Hi All,
I want to grep through all the log files created from 20th August. How do I do that? My script will run everyday. So it will take current date as To_Date.
My log file name looks like - applog-2012-08-20-000001....applog-2012-08-20-000002...etc.
Thanks in advance.
This should work for you so you can grep(i.e. search) for what you need:
current_date="2012-08-20"
for x in `ls applog-${current_date}*`
do
grep .............. ${x}
done
ls applog-2012-08-20* -1 | xargs -i grep "your pattern" {}
@complex.invoke placing arguments after the ls filelist is bad form, it is likley to result in "File -1 does not exist" errors with many ls implementations.
I think I did not make my requirement clear.
The answers seems all looking for 20th August not more than that.

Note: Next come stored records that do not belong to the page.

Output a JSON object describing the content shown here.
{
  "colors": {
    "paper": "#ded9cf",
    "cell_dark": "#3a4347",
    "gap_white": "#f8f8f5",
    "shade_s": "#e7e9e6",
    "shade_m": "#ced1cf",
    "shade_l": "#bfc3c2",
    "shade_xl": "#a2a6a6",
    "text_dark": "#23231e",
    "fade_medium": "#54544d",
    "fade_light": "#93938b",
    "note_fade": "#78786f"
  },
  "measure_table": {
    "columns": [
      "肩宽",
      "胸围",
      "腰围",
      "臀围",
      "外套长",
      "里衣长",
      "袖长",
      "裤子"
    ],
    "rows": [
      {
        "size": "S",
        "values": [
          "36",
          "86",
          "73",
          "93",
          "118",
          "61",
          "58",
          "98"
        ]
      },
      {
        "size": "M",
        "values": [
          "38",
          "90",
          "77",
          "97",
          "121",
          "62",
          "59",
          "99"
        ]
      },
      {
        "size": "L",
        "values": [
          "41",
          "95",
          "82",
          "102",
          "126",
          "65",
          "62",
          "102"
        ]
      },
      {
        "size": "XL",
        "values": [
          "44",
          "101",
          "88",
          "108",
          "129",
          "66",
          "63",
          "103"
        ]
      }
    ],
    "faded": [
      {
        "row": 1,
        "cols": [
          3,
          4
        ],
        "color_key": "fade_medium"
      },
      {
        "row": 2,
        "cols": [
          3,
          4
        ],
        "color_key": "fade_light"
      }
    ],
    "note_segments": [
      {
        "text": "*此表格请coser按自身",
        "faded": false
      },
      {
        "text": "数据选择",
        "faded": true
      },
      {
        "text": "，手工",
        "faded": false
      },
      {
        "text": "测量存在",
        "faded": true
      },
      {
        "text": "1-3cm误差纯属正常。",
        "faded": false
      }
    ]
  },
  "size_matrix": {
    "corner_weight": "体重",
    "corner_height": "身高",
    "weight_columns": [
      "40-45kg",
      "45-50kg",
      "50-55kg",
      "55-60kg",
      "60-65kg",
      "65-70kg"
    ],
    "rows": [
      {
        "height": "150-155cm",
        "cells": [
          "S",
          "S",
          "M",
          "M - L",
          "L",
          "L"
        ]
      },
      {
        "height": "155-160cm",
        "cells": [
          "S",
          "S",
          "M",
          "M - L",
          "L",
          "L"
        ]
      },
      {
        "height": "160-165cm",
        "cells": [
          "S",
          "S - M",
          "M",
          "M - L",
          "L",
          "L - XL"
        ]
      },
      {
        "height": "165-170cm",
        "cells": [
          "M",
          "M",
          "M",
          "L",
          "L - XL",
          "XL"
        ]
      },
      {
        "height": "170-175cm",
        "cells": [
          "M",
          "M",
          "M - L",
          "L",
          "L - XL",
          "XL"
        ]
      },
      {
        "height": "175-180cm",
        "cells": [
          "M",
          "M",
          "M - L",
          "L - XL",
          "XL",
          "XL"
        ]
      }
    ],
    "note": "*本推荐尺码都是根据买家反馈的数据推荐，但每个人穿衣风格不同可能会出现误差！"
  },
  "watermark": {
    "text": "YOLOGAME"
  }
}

Let me give you one example:-
Suppose today is 28th August, So To_Date is 28th August.
My From_Date is 20th August.
So I want to grep all the log from 20th to 28th August.
Now when the same grep command runs tomorrow(29th August) the grep will look for all the logs from 20th to 29th August, like that.
Thanks,
Kousik
If your using the bash shell try:
printf "%x\n" applog-2012-08-{20..29}-* | xargs grep "your pattern"
If you need this to work for any future date (e.g. 15/09/2012 or 1/1/2013) we will need some more information about what OS and shell (+ version numbers) you are using.